Bref revenons à nos moutons : le narrateur est un écrivain raté doublé d’un journaliste blasé qui ne croit plus vraiment au père noël, à savoir être reconnu. Le hasard lui fait rencontrer le fils de Rafael Sanchez Mazas, poète, condottiere romantique et initiateur du parti de la Phalange dans les années 20/30 (en clair ni plus ni moins que le parti fasciste version espagnole et accessoirement soutien de Franco). En 1939, cet homme fort « sympathique » a échappé de peu à la mort en esquivant un peloton d’exécution mené par les Républicains en déroute. L’anecdote aurait pu en rester là s’il n’avait été débusqué lors de sa fuite par un soldat ennemi qui ne l’a ni achevé ni dénoncé… comportement bizarre s’il en est. Notre narrateur trouve là matière à son roman et entame une enquête pour connaître le fin mot de l’histoire : que s’est-il donc passé ce jour fatidique ? Quels en sont les protagonistes et quelles ont été leurs motivations ? A partir de là, se déroule le fil d’une histoire incroyable qui débute dans les années 20 et s’achève bien plus tard. Les soldats de Salamine (sa 2e partie) est d’ailleurs et en partie le récit fait par notre narrateur de cette histoire (mise en abîme). La première et la dernière parties quant à elles (les plus intéressantes selon moi), témoignent des interrogations de l’auteur quant au bienfondé de sa mission (parler d’un fasciste n’est-ce pas lui rendre hommage) et des difficultés du processus créatif. Pas simple alors que l’Espagne se remet de son passé tumultueux (nous sommes en 1991), de ressasser les vieux démons.

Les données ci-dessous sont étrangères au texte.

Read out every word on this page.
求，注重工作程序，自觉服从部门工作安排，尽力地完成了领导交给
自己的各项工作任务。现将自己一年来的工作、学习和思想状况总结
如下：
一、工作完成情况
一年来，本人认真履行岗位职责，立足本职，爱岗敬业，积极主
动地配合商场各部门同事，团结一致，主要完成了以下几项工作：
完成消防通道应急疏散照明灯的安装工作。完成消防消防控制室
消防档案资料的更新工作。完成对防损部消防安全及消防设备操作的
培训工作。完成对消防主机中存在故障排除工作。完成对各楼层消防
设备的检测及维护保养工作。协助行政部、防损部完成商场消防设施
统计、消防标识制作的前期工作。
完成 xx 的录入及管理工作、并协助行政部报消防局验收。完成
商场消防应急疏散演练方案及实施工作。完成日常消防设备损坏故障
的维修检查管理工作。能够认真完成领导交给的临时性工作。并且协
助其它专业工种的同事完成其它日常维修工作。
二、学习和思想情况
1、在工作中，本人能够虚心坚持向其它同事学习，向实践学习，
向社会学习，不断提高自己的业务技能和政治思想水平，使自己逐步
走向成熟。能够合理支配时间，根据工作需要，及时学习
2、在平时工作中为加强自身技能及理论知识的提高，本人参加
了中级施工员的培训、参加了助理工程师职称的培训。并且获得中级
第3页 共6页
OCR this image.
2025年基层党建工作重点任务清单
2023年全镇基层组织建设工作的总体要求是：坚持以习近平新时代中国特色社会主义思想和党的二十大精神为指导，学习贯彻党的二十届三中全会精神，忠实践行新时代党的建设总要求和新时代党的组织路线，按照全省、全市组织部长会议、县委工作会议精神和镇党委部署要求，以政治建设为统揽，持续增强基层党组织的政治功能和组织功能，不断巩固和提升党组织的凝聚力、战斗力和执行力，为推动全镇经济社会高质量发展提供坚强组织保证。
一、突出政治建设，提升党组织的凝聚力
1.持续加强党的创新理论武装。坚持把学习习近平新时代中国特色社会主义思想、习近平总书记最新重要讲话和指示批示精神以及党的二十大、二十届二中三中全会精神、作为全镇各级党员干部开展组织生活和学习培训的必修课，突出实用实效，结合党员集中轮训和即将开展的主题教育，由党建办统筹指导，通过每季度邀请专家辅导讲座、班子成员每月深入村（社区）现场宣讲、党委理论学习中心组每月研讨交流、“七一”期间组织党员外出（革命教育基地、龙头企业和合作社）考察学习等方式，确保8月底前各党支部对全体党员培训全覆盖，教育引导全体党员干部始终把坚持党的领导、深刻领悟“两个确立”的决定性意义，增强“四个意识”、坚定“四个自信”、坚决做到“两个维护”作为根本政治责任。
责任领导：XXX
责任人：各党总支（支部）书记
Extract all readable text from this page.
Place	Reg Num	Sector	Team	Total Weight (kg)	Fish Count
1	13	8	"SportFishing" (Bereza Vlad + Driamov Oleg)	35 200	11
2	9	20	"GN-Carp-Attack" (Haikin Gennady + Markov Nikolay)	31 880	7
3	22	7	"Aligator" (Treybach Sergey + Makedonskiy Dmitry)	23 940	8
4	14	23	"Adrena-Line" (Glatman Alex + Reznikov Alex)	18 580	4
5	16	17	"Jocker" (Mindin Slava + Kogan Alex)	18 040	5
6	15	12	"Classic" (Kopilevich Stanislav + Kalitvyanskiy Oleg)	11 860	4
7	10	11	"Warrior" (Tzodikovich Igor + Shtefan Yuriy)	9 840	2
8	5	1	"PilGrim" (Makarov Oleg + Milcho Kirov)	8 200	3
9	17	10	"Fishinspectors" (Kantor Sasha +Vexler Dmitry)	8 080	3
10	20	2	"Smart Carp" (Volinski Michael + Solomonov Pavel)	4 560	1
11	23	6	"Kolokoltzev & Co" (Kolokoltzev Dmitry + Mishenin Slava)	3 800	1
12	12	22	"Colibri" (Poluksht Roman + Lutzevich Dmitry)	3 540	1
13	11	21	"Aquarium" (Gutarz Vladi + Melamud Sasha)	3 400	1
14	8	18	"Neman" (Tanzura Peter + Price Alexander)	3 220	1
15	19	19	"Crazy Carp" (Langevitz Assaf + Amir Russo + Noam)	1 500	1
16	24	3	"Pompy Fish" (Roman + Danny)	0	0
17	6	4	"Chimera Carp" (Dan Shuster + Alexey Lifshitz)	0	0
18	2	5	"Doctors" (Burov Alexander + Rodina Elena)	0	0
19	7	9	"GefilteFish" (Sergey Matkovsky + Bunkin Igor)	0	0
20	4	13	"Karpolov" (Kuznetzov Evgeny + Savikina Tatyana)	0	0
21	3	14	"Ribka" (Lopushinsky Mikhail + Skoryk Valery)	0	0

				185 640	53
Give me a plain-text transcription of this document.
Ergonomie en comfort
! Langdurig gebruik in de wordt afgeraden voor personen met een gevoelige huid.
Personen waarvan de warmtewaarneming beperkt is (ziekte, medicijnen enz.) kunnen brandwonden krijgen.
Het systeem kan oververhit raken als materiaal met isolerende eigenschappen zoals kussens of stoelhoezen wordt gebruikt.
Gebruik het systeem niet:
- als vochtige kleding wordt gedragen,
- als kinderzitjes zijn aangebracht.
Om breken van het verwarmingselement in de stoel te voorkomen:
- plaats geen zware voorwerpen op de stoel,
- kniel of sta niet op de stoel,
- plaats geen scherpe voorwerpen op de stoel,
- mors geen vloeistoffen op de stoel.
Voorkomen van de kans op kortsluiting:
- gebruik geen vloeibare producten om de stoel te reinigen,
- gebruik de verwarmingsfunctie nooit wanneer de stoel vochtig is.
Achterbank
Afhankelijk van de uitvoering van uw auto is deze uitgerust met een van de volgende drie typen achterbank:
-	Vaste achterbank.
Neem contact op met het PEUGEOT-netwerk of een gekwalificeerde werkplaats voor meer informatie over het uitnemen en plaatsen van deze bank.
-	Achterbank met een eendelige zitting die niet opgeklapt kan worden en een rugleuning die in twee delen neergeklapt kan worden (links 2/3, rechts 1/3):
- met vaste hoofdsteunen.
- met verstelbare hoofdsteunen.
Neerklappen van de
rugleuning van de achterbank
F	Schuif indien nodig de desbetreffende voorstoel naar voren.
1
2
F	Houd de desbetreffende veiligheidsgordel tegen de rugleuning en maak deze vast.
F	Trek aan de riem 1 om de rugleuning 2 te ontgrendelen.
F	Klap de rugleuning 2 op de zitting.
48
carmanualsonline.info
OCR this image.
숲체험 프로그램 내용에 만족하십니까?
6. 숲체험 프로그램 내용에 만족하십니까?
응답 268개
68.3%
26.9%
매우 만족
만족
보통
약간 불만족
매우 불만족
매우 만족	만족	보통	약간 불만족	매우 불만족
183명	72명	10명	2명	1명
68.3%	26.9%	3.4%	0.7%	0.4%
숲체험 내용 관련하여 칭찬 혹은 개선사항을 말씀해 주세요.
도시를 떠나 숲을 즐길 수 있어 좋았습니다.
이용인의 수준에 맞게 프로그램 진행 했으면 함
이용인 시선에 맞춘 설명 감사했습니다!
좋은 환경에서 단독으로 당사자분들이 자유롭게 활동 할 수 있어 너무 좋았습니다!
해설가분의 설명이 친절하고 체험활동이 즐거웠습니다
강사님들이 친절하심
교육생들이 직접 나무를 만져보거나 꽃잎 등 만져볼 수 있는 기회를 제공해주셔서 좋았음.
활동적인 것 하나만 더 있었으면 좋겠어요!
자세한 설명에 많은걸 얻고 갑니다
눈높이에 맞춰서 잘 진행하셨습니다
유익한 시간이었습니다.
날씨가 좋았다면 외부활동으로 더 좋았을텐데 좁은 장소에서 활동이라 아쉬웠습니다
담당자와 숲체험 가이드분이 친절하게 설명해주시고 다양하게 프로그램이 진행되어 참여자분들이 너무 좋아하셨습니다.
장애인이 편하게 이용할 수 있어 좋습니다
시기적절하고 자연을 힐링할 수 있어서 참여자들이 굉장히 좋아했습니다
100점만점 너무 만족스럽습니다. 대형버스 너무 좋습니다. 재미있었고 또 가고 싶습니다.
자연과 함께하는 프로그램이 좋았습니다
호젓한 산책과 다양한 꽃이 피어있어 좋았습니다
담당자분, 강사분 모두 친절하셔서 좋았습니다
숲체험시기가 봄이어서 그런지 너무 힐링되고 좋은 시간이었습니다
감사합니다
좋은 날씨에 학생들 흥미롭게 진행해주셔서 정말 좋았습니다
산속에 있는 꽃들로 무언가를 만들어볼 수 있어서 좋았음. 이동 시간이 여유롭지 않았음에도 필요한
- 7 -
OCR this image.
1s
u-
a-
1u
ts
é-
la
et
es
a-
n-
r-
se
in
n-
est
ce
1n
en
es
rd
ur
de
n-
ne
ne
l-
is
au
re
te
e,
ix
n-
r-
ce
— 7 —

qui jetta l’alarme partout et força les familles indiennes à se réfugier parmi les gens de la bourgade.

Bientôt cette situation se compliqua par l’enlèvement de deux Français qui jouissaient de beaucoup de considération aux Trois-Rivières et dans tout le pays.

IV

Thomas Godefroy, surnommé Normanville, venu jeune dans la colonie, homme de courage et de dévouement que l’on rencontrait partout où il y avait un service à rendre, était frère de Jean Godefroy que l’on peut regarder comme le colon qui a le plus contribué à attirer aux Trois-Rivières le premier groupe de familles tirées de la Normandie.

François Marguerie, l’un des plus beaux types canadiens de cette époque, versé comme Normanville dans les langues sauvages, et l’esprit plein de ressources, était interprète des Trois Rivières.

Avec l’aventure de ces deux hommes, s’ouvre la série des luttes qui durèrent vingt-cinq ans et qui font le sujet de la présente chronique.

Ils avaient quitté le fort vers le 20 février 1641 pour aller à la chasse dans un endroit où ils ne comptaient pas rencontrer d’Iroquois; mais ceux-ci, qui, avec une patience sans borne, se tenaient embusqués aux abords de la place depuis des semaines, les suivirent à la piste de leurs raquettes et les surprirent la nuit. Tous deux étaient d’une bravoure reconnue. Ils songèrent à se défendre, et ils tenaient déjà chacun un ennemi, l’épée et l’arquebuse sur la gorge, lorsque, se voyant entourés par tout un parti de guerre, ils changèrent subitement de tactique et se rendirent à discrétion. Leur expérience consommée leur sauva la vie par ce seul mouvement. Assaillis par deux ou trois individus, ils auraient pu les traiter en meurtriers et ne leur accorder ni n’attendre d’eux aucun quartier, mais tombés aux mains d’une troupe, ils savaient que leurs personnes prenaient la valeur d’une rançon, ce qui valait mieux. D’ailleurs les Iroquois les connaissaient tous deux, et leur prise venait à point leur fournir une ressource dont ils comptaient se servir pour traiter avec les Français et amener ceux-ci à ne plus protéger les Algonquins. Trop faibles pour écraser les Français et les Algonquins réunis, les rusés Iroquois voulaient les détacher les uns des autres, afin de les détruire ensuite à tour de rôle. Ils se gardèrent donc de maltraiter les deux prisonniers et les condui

Les soldats de Salamine s’apparentent au long et fastidieux accouchement d’un roman équivoque ou comment l’artiste se place par rapport à l’Histoire et au passé. L’histoire de Sanchez Mazas m’a peu enthousiasmée mais en revanche la place de l’écrivain dans notre société m’a bien plus marquée. Je garderai de ce roman une impression ambiguë plutôt positive. Pour ceux qui trouveraient cette critique confuse et peu investie, sachez qu’elle reflète parfaitement mon état d'esprit. E si j’en parle c’est que je vous encourage quand même à le lire. Un peu maso je sais...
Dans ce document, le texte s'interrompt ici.